Surgical stress promotes tumor growth in ovarian carcinoma

Affiliations

Surgical stress promotes tumor growth in ovarian carcinoma

Jeong-Won Lee et al. Clin Cancer Res. .

Abstract

Purpose: Surgical stress has been suggested to facilitate the growth of preexisting micrometastases as well as small residual tumor postoperatively. The purpose of this study was to examine the effects of surgical stress on ovarian cancer growth and to determine underlying mechanisms responsible for increased growth.

Experimental design: To mimic the effects of surgery, we did a laparotomy or mastectomy under isoflurane inhalation on athymic nude mice 4 days after i.p. tumor cell injection. Propranolol infusion via Alzet pumps was used to block the influence of sympathetic nervous system activation by surgical stress.

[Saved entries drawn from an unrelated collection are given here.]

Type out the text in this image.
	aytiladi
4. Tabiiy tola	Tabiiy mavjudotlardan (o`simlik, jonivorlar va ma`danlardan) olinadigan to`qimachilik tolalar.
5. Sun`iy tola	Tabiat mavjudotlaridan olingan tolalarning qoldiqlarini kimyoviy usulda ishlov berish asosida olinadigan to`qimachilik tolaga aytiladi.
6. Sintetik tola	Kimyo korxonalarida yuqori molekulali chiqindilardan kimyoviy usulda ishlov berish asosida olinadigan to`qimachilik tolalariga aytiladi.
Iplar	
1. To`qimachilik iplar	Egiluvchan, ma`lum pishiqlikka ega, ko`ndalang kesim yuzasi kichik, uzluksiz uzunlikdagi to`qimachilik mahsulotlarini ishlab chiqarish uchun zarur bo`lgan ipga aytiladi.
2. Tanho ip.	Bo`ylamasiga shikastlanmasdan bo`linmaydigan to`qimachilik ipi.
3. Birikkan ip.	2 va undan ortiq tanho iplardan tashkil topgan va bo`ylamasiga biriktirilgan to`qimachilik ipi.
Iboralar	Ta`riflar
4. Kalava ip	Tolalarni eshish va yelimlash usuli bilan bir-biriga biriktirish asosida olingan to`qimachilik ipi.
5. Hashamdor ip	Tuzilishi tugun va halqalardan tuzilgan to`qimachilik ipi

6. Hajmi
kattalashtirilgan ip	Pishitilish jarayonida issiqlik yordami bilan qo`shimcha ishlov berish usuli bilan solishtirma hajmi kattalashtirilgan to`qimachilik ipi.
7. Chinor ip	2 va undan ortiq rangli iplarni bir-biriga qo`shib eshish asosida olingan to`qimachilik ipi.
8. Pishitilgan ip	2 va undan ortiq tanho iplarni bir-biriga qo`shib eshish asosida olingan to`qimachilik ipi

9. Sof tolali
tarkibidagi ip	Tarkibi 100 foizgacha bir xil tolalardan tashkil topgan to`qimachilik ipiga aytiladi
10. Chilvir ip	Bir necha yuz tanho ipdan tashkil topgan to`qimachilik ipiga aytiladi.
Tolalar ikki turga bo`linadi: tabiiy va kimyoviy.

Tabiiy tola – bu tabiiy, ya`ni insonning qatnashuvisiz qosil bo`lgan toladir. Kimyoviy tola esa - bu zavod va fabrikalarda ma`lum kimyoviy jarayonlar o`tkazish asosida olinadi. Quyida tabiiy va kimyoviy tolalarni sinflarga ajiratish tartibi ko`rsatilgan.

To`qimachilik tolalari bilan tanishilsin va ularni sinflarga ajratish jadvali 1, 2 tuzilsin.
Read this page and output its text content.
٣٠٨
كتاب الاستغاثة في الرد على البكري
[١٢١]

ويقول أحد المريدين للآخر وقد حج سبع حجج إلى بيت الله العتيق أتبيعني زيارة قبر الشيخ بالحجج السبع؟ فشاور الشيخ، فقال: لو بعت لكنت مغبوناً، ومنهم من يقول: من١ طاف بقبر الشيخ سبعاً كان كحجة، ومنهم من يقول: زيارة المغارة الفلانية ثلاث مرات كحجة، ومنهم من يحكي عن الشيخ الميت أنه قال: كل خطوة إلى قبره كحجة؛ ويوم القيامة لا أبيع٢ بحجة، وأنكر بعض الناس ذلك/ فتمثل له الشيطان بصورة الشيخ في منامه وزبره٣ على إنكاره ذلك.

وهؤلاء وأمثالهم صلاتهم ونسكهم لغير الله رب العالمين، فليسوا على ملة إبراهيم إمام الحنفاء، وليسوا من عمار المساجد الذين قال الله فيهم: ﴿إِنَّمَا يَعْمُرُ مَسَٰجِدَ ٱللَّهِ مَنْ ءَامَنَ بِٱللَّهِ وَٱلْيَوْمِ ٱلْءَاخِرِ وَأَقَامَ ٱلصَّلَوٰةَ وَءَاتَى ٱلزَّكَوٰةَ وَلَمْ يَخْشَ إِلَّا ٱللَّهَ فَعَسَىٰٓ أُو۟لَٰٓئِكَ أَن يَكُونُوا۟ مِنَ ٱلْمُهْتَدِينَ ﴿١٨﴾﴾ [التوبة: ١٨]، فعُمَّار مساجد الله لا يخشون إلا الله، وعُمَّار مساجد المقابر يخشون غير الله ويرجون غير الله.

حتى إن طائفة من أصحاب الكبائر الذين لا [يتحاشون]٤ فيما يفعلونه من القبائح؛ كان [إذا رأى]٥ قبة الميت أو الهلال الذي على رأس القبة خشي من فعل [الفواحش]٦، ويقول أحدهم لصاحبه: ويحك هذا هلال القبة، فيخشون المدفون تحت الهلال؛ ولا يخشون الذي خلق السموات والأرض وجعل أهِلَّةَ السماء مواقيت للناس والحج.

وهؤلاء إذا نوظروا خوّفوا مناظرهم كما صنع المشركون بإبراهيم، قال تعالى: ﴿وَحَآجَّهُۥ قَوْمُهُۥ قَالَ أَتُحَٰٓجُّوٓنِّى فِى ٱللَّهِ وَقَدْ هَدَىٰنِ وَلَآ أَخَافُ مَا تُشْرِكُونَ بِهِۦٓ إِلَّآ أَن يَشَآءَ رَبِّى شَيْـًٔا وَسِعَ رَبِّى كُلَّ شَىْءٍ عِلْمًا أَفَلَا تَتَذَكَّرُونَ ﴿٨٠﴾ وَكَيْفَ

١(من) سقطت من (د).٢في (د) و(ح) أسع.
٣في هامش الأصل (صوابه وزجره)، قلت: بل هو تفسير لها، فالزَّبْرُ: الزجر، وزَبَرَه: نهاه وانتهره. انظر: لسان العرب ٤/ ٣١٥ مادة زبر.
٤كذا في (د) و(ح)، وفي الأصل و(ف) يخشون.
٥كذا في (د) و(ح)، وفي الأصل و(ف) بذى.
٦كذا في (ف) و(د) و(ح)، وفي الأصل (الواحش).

Results: In both HeyA8 and SKOV3ip1 models, the mice in the laparotomy and mastectomy groups had significantly greater tumor weight (P < 0.05) and nodules (P < 0.05) compared with anesthesia only controls. There was no increase in tumor weight following surgery in the beta-adrenergic receptor-negative RMG-II model. Propranolol completely blocked the effects of surgical stress on tumor growth, indicating a critical role for beta-adrenergic receptor signaling in mediating the effects of surgical stress on tumor growth. In the HeyA8 and SKOV3ip1 models, surgery significantly increased microvessel density (CD31) and vascular endothelial growth factor expression, which were blocked by propranolol treatment.

Conclusion: These results indicate that surgical stress could enhance tumor growth and angiogenesis, and beta-blockade might be effective in preventing such effects.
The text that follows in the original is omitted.